If you can look at a mama dog recently pulled from a puppy mill -- filthy, covered in mats and fleas, with rotting teeth, ear infections, stomach drooping from being overbred, with splayed feet from living in a wire cage, terrified of people because no one has ever treated her well -- and think that saving that dog is not a real rescue, you are very wrong. -- M.M., Salt Lake City, Utah
DEAR M.M.: I totally agree with you. For those people looking to provide a dog with a forever home, your letter establishes guidelines to ask about the origin and history of the pup or adult dog they are considering adopting. It will be the basis of an article I must now write on this issue.
Any and all background information concerning our wonderful dog, Kota -- part Australian red heeler, whom we adopted from Minnesota’s Animal Humane Society -- was flatly denied to us. But we were able to find some information thanks to the phone number on her anti-rabies certificate. She had come from Alabama and was released to us for $400 as a “healthy dog,” only for us to spend more on testing her for heartworm and treating her for hookworm, whipworm and giardia. Parasites were present in her at the time of adoption, putting us and other dogs in our community at risk.

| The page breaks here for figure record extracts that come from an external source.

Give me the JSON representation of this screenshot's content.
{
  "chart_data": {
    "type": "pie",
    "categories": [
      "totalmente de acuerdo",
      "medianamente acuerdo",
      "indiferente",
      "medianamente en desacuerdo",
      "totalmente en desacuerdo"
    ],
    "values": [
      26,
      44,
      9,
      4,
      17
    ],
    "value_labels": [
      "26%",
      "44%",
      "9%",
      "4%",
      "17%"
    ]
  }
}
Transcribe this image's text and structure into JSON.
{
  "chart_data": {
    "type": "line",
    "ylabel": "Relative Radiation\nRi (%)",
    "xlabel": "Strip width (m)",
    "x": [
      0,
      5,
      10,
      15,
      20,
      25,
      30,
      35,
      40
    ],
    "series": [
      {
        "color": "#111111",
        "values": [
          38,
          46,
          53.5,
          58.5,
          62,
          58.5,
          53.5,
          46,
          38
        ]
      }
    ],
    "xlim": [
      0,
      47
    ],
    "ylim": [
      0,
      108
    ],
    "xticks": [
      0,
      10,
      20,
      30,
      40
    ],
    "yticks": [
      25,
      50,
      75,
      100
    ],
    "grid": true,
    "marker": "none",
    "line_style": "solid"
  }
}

Your communication helps clarify a complex issue. Large commercial dog-breeding operations should be abolished, or at least fully inspected by trained veterinary humane officers. This would be preferable to inspections by departments of agriculture, equivalent to the ones done on livestock facilities and those poor captive mink, foxes and other inhabitants of wild fur-farm ranches. Factory livestock and poultry factory farms should all be closed down for humane, as well as health, reasons.

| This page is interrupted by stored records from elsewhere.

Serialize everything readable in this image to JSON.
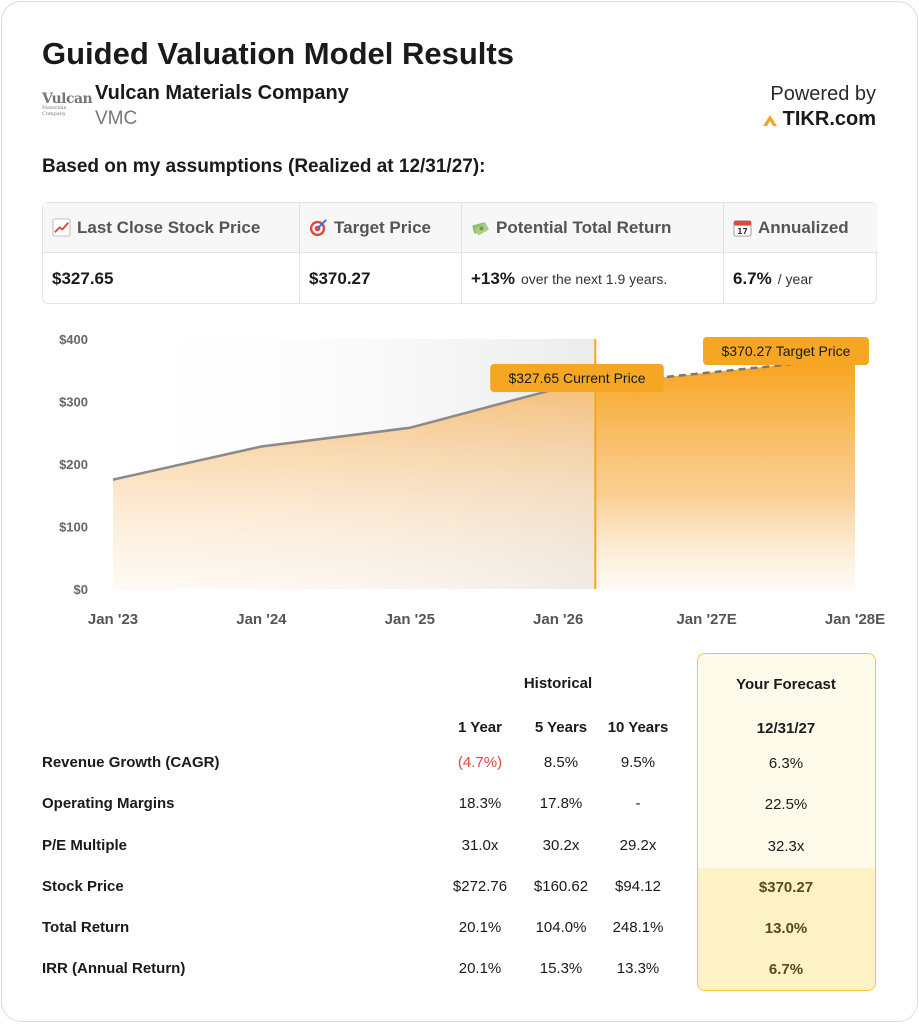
{
  "header": {
    "title": "Guided Valuation Model Results",
    "company_name": "Vulcan Materials Company",
    "ticker": "VMC",
    "logo_text": "Vulcan",
    "logo_subtext": "Materials Company",
    "powered_by": "Powered by",
    "brand": "TIKR.com"
  },
  "assumptions_label": "Based on my assumptions (Realized at 12/31/27):",
  "summary": {
    "last_close": {
      "label": "Last Close Stock Price",
      "value": "$327.65",
      "icon": "chart-up-icon"
    },
    "target": {
      "label": "Target Price",
      "value": "$370.27",
      "icon": "target-icon"
    },
    "total_return": {
      "label": "Potential Total Return",
      "value": "+13%",
      "sub": "over the next 1.9 years.",
      "icon": "money-icon"
    },
    "annualized": {
      "label": "Annualized",
      "value": "6.7%",
      "sub": "/ year",
      "icon": "calendar-icon"
    }
  },
  "chart_data": {
    "type": "area",
    "x": [
      "Jan '23",
      "Jan '24",
      "Jan '25",
      "Jan '26",
      "Jan '27E",
      "Jan '28E"
    ],
    "yticks": [
      "$0",
      "$100",
      "$200",
      "$300",
      "$400"
    ],
    "ylim": [
      0,
      400
    ],
    "historical": [
      {
        "t": 0,
        "y": 175
      },
      {
        "t": 1,
        "y": 228
      },
      {
        "t": 2,
        "y": 258
      },
      {
        "t": 2.95,
        "y": 318
      },
      {
        "t": 3.25,
        "y": 327.65
      }
    ],
    "forecast": [
      {
        "t": 3.25,
        "y": 327.65
      },
      {
        "t": 5,
        "y": 370.27
      }
    ],
    "current_label": "$327.65 Current Price",
    "target_label": "$370.27 Target Price",
    "colors": {
      "accent": "#f5a623",
      "line": "#8a8a8a",
      "fill_hist": "#f7c88a",
      "fill_fc": "#f7a21b"
    }
  },
  "table": {
    "group_historical": "Historical",
    "group_forecast": "Your Forecast",
    "columns": [
      "1 Year",
      "5 Years",
      "10 Years"
    ],
    "forecast_date": "12/31/27",
    "rows": [
      {
        "label": "Revenue Growth (CAGR)",
        "values": [
          "(4.7%)",
          "8.5%",
          "9.5%"
        ],
        "forecast": "6.3%"
      },
      {
        "label": "Operating Margins",
        "values": [
          "18.3%",
          "17.8%",
          "-"
        ],
        "forecast": "22.5%"
      },
      {
        "label": "P/E Multiple",
        "values": [
          "31.0x",
          "30.2x",
          "29.2x"
        ],
        "forecast": "32.3x"
      },
      {
        "label": "Stock Price",
        "values": [
          "$272.76",
          "$160.62",
          "$94.12"
        ],
        "forecast": "$370.27"
      },
      {
        "label": "Total Return",
        "values": [
          "20.1%",
          "104.0%",
          "248.1%"
        ],
        "forecast": "13.0%"
      },
      {
        "label": "IRR (Annual Return)",
        "values": [
          "20.1%",
          "15.3%",
          "13.3%"
        ],
        "forecast": "6.7%"
      }
    ]
  }
}
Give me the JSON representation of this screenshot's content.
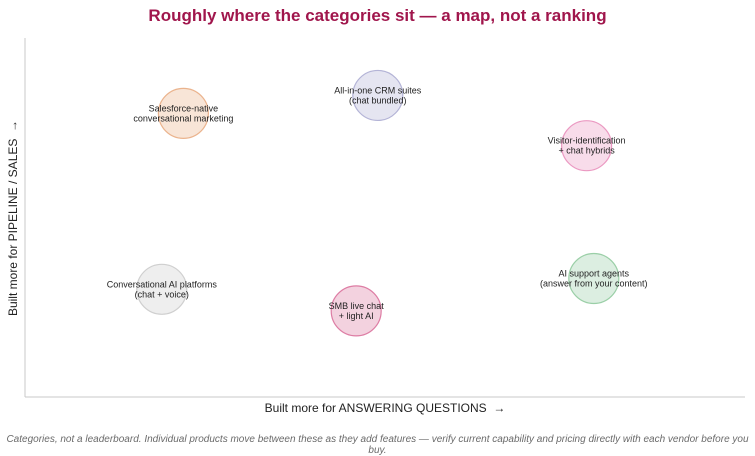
{
  "chart_data": {
    "type": "scatter",
    "title": "Roughly where the categories sit — a map, not a ranking",
    "xlabel": "Built more for ANSWERING QUESTIONS  →",
    "ylabel": "Built more for PIPELINE / SALES  →",
    "xlim": [
      0,
      10
    ],
    "ylim": [
      0,
      10
    ],
    "grid": false,
    "points": [
      {
        "label": [
          "Salesforce-native",
          "conversational marketing"
        ],
        "x": 2.2,
        "y": 7.9,
        "color": "#e8a87c"
      },
      {
        "label": [
          "All-in-one CRM suites",
          "(chat bundled)"
        ],
        "x": 4.9,
        "y": 8.4,
        "color": "#a8a8d0"
      },
      {
        "label": [
          "Visitor-identification",
          "+ chat hybrids"
        ],
        "x": 7.8,
        "y": 7.0,
        "color": "#e88ab8"
      },
      {
        "label": [
          "Conversational AI platforms",
          "(chat + voice)"
        ],
        "x": 1.9,
        "y": 3.0,
        "color": "#c8c8c8"
      },
      {
        "label": [
          "SMB live chat",
          "+ light AI"
        ],
        "x": 4.6,
        "y": 2.4,
        "color": "#d86a96"
      },
      {
        "label": [
          "AI support agents",
          "(answer from your content)"
        ],
        "x": 7.9,
        "y": 3.3,
        "color": "#8cc89a"
      }
    ]
  },
  "footnote": "Categories, not a leaderboard. Individual products move between these as they add features — verify current capability and pricing directly with each vendor before you buy."
}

Rescuing the long-incarcerated and traumatized breeding stock and pups from puppy mills is praiseworthy, but will have to continue without end until this large-scale commercial exploitation is outlawed. All concerned should read Kim Kavin’s seminal book, “The Dog Merchants.”
I was one of the first to investigate and report on puppy mills with dog writer Herm David back in the early 1970s. Things have only become worse since then. Progress in animal protection has been limited by vested interests on many fronts where animals are regarded as mere commodities, as per my book “Inhumane Society: The American Way of Exploiting Animals.” America will only be great when all creatures are given equal and fair consideration.

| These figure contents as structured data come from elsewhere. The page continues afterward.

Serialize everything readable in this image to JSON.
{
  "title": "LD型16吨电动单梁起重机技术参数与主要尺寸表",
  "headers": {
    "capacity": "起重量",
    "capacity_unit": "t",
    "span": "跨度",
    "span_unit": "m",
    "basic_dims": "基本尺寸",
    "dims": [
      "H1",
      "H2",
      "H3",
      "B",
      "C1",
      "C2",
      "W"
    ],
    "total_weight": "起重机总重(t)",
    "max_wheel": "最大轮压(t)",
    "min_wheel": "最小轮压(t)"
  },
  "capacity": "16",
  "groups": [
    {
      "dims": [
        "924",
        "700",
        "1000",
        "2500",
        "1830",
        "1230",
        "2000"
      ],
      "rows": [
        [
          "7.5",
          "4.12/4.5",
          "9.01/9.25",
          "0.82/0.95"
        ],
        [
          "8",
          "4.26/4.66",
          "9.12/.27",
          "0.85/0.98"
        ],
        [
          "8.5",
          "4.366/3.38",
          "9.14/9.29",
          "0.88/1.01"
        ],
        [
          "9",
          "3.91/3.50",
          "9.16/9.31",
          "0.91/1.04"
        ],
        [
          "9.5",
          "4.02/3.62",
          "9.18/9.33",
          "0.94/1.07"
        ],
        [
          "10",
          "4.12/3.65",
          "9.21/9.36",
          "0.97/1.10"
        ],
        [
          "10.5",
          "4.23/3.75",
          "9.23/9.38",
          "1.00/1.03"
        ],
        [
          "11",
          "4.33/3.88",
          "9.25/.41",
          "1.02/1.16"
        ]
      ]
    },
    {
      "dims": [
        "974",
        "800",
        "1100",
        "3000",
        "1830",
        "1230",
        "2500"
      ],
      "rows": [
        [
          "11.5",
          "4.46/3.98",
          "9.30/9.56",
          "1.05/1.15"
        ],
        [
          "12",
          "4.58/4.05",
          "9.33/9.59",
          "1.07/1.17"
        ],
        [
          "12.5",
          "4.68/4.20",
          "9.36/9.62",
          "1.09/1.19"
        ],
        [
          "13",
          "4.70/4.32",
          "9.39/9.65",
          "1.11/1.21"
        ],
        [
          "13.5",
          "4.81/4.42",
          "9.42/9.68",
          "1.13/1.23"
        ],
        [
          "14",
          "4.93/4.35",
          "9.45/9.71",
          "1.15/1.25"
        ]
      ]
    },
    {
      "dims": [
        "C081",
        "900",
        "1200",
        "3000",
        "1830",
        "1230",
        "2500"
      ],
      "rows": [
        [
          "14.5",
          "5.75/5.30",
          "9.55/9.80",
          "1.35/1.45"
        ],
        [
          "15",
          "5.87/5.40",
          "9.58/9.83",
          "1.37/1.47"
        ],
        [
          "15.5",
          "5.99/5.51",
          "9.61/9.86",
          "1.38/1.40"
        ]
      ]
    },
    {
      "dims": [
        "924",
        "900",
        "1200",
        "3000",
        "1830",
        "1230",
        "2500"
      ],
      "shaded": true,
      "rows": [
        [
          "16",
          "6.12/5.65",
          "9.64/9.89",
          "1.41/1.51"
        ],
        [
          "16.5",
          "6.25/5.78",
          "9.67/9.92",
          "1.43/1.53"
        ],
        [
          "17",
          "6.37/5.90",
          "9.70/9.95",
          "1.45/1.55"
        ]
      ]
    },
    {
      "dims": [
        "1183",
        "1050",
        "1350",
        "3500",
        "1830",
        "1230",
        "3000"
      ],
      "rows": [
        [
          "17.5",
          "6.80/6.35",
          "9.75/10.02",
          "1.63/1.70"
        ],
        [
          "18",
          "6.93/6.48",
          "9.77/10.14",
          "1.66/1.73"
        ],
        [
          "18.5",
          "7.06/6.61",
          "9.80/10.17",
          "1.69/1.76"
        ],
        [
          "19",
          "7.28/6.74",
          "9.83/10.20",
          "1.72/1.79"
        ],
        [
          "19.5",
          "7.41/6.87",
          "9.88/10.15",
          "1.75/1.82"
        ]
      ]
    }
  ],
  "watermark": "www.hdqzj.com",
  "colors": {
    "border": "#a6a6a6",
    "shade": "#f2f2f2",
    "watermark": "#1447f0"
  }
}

CALIFORNIA OFFICAL WARNS PUBLIC ABOUT FLEA-TYPHUS LINK
A San Diego woman who has an indoor-outdoor cat and recalls being bitten by fleas was hospitalized for murine typhus.
“Keeping fleas off your pets and out of your homes is the best prevention for murine typhus,” said San Diego County Deputy Public Health Officer Dr. Sayone Thihalolipavan. (The San Diego Union-Tribune, 6/1)
To repeat myself ad nauseam: Cats should be kept indoors for their own health and well-being, as well as our own. Every municipality needs to put effective public education and legislation into action to help achieve this responsible community goal. Our nearby Animal Humane Society here in Minnesota releases cats in midwinter to fend for themselves, and we have one hungry one on our property right now. Cats can transmit many diseases fatal to humans -- probably more than any average rat, mouse, bird or insect they may kill for food.